Reshaping recruitment with AI
Unlike their human counterparts, recruitment AI software is equipped with infinite memory, infinite learning ability, and infinite execution power.
They can tirelessly search through large talent pools, can “remember” every candidate interview and job requirement to automatically find the best fit, and can be contextually enriched to understand the nuances of the employer brand and company culture, so that they use the right tone when interacting with candidates or hiring managers. Moreover, AI tools can be customized with the right checks and balances to maintain candidate privacy and compliance, can adapt to any language, and can be trained to understand technical jargon too.
These capabilities give them the incredible potential of taking over not just tasks, but entire hiring workflows, completing them without any human input, and opening the door to truly autonomous recruitment.
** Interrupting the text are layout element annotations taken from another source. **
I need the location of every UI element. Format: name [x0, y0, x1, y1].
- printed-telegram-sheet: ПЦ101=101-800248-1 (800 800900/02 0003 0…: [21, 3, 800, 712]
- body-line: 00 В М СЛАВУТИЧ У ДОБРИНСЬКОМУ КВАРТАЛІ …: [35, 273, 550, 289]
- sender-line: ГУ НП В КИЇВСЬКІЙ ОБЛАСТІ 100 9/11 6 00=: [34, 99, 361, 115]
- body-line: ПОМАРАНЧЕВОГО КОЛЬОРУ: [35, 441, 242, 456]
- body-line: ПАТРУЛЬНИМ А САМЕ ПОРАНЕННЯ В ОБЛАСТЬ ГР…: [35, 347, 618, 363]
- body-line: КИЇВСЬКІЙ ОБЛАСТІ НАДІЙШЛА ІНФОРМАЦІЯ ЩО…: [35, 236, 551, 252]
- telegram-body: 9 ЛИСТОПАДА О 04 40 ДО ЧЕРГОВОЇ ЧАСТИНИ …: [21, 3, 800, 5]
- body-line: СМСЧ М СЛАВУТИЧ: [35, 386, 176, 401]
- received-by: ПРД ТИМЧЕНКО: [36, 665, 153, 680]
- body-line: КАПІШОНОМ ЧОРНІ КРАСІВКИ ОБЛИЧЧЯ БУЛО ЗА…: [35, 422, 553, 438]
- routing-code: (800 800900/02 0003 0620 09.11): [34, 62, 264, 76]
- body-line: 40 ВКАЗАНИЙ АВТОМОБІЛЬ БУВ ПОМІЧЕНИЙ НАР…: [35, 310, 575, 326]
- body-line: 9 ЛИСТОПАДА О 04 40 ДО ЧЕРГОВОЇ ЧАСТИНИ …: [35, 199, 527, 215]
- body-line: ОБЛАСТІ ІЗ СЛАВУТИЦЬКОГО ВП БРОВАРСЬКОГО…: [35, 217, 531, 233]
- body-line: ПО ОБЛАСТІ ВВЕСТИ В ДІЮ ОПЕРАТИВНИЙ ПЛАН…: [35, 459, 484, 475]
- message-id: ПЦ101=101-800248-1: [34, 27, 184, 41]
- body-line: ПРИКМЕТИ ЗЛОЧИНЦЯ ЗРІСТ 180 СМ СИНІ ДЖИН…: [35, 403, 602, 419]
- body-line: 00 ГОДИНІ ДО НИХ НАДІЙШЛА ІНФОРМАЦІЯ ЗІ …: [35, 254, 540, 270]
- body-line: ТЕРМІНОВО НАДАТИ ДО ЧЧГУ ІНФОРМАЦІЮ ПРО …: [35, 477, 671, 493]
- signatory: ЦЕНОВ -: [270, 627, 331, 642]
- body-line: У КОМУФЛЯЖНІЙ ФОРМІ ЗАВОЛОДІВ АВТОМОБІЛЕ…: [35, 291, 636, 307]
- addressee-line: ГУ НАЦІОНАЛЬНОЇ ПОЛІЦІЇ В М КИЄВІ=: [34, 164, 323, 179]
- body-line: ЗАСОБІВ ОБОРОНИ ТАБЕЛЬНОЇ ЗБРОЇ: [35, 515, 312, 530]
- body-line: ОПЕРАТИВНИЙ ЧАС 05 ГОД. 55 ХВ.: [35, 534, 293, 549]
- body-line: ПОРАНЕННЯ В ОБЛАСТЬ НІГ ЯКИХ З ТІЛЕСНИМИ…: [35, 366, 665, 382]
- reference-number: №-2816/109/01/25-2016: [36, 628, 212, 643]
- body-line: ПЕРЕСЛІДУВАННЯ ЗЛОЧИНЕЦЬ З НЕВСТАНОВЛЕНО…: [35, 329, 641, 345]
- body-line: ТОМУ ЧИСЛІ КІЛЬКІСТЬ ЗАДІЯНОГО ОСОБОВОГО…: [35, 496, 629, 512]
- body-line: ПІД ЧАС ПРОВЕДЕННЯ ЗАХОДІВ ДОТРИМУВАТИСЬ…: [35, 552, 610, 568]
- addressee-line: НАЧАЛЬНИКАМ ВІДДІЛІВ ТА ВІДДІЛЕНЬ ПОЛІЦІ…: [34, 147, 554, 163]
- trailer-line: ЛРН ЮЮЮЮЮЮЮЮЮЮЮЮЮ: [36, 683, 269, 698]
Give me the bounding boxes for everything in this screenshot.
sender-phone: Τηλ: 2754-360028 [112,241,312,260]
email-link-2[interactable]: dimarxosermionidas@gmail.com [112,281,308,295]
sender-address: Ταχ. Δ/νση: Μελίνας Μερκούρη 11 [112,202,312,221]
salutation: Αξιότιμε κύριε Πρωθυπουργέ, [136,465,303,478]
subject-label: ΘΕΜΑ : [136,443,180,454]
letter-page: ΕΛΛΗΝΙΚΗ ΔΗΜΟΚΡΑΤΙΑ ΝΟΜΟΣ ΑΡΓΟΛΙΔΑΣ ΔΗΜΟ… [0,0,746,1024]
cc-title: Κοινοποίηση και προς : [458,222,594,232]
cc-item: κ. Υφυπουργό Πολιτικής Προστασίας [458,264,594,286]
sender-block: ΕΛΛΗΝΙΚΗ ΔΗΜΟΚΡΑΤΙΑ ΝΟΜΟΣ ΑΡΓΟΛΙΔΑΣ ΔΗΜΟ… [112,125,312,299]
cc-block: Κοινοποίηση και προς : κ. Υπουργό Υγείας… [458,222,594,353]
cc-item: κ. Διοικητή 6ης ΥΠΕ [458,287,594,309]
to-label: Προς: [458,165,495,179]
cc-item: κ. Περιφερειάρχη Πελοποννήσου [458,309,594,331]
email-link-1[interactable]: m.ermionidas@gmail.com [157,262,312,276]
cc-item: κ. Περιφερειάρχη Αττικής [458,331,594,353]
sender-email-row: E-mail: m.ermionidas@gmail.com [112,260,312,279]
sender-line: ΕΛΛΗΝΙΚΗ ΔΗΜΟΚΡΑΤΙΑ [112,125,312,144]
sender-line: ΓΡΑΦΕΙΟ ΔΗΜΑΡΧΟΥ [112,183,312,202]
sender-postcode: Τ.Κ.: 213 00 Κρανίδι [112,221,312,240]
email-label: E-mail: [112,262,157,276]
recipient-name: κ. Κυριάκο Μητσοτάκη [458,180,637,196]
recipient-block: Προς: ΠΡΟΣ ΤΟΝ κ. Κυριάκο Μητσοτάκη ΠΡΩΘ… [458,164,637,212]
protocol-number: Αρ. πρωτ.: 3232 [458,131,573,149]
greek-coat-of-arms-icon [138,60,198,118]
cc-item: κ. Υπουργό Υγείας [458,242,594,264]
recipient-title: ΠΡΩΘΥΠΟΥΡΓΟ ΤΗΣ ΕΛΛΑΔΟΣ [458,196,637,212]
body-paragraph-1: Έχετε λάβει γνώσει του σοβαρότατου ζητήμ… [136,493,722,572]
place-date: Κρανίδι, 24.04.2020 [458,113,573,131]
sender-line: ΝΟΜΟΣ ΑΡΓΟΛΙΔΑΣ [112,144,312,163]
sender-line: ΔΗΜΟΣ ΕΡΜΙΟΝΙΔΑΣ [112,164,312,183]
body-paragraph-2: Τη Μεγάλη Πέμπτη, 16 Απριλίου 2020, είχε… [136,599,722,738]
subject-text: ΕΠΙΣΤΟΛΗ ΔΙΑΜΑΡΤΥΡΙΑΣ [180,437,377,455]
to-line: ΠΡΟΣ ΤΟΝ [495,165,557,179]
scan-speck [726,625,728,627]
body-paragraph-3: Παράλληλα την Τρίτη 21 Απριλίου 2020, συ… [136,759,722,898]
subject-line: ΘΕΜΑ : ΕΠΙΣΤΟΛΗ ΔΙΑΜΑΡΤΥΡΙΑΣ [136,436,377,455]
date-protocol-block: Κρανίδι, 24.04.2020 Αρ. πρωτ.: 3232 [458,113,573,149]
In other words, recruitment AI technology can go from owning a task such as information extraction or content creation, to owning the recruitment admin process, owning the talent pool to keep the candidate pipeline always full, owning the relationship with the candidate, and finally - owning the entire vacancy, from posting a job opening to shortlisting the best candidates and updating the information across systems.
This new way of doing things that has the potential to eliminate all admin work from the hiring process and as a result, fully streamline recruitment operations, saving countless hours of a recruiter’s time. Hours that can be used to really focus on the candidate, and finally put an end to long drawn out processes and unsatisfying candidate experiences.
And that is the fundamental change that AI tools bring to the table.